Wiji Thukul, “Tentang Sebuah Gerakan”

Aku melihat sendiri dengan mata kepalaku setiap pagi kaum ibu dan anak berangkat ke perkebunan kelapa sawit milik PTPN VII di Desa Pering Baru, Seluma, membawa beronang (semacam keranjang terbuat dari rotan atau bamboo). Anda bisa pastikan bagaimana seragam mereka? Si ibu dengan kain penutup kepala warna-warni, mengenakan kain sarung lusuh tanpa alas kaki.

Demikian pula sang anak, berbaju kandidat cagub atau cabup yang juga lusuh, bercelana pendek bahkan robek besar di bagian pantat.

Awalnya, kukira mereka menuju perkebunan dan sawah milik mereka sendiri. Namun tebakanku salah mereka menuju perkebunan milik PTPN VII. Mencurikah mereka? Atau menjadi buruh? Oh, ternyata mereka ‘mencuri’ buah berondol kelapa sawit milik PTPN VII. Sengaja kuberikan tanda kutip pada kata mencuri. Karena jujur aku tak tega jika menuliskan kata mencuri secara gamblang sebab jika ingin jujur mereka tidaklah mencuri, Justru PTPN VII yang telah mencuri tanah mereka sejak 25 tahun yang lalu. Aku ingin menjelaskan dahulu kepada pembaca mengenai arti berondol sawit. Berondol sawit adalah biji kelapa sawit yang terjatuh dari tandannya saat kelapa sawit telah matang.

Lalu beresikokah mereka jika mereka ‘mencuri’ buah milik PTPN VII? Tentu saja, yang namanya mencuri tentu ada akibat hukumnya. Dari bulan maret 2010 aku hidup bersama mereka, melihat, merasakan, dan mendengar kisah-kisah mereka, setidaknya ratusan kasus pencurian buah sawit yang terjadi di lokasi milik PTPN VII, sejak BUMN milik Negara ini hadir dari tahun 1985. Karena mereka mencuri,tentu banyak sekali rupa hukuman yang harus mereka terima, mulai dari peringatan oleh aparat keamanan, dipenjara, denda hingga jutaan rupiah, ditembaki, bahkan ada juga yang tewas meregang nyawa.

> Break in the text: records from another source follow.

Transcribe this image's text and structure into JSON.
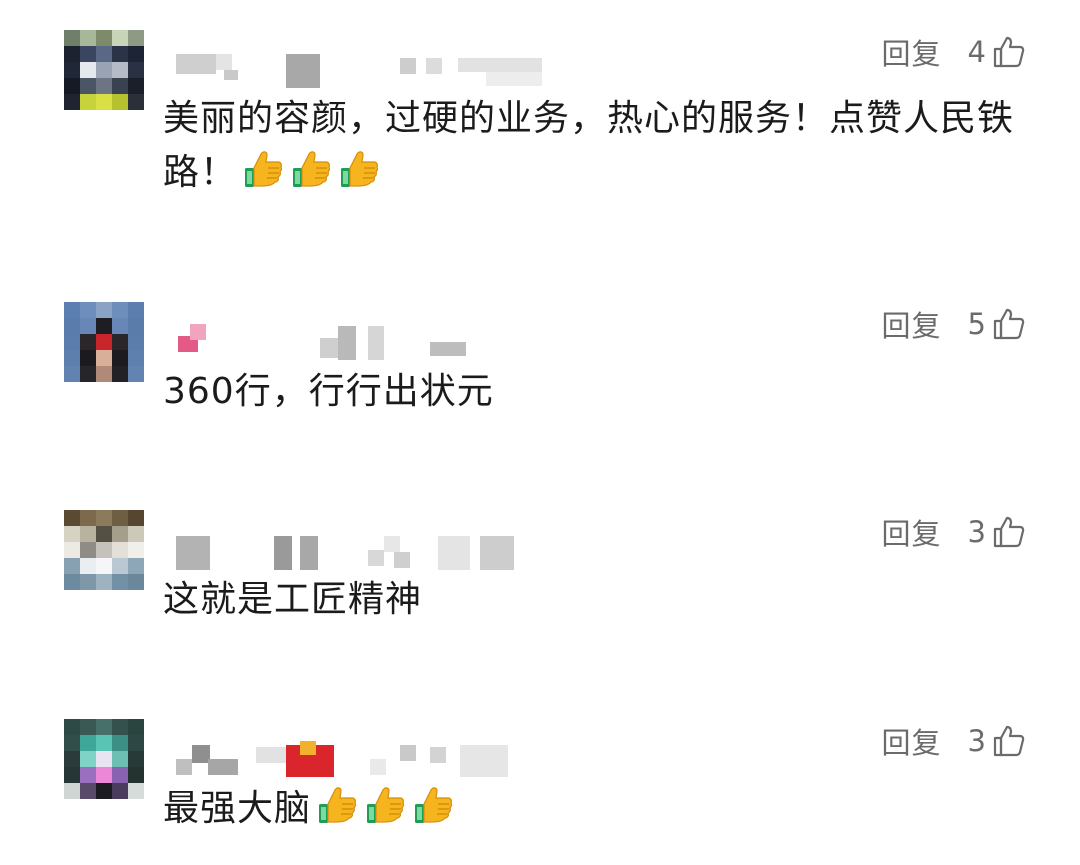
{
  "comments": [
    {
      "reply_label": "回复",
      "like_count": "4",
      "text": "美丽的容颜，过硬的业务，热心的服务！点赞人民铁路！",
      "emoji": [
        "thumbs-up-icon",
        "thumbs-up-icon",
        "thumbs-up-icon"
      ]
    },
    {
      "reply_label": "回复",
      "like_count": "5",
      "text": "360行，行行出状元",
      "emoji": []
    },
    {
      "reply_label": "回复",
      "like_count": "3",
      "text": "这就是工匠精神",
      "emoji": []
    },
    {
      "reply_label": "回复",
      "like_count": "3",
      "text": "最强大脑",
      "emoji": [
        "thumbs-up-icon",
        "thumbs-up-icon",
        "thumbs-up-icon"
      ]
    }
  ],
  "colors": {
    "meta_text": "#6b6b6b",
    "body_text": "#1b1b1b",
    "emoji_yellow": "#f6b51e",
    "emoji_cuff": "#1f9d55"
  }
}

Itu sepenggal kecil kisah rakyat di Bengkulu yang ‘berebut’ tanah, di sudut Indonesia lain juga banyak kejadian serupa bahkan lebih tragis menimpa mereka. Petani yang notobenenya menggarap tanah, berkebun, bersawah dan lainnya pada hakikatnya diakui dan diamini oleh negara. Namun di sisi lain negara juga memfasilitasi kepentingan lain tentunya, sehingga sengkarut persoalan tanah tak kunjung selesai. Tak Tegas!

Pada masa Bung Karno persoalan ini sesungguhnya nyaris selesai dengan disahkannya UU Pokok Agraria (UUPA) nomor 5 Tahun 1960. Hal ini sangat mulia mengingat petani merupakan mayoritas di negeri ini. Kepala BPS, Suryamin menambahkan, jumlah rumah tangga dengan usaha pertanian terus menurun akibat beberapa hal diantaranya alih profesi dan semakin sempitnya lahan pertanian karena alih fungsi lahan untuk pembangunan ifrastruktur, pembangunan pabrik dan perumahan.

“Rumah tangga yang menanam padi (di tahun) 2003 (sejumlah) 14,2 juta rumah tangga, sementara (tahun) 2013 turun menjadi 14,1 juta. Usaha tanaman kedelai menurun tahun 2003 ada satu juta, pada tahun 2013 hanya 700 ribu. Untuk usaha tanaman jagung juga terjadi penurunan (dari) tahun 2003 6,4 juta, pada tahun 2013 menjadi 5,1 juta,” jelas Suryamin. (voa indonesia).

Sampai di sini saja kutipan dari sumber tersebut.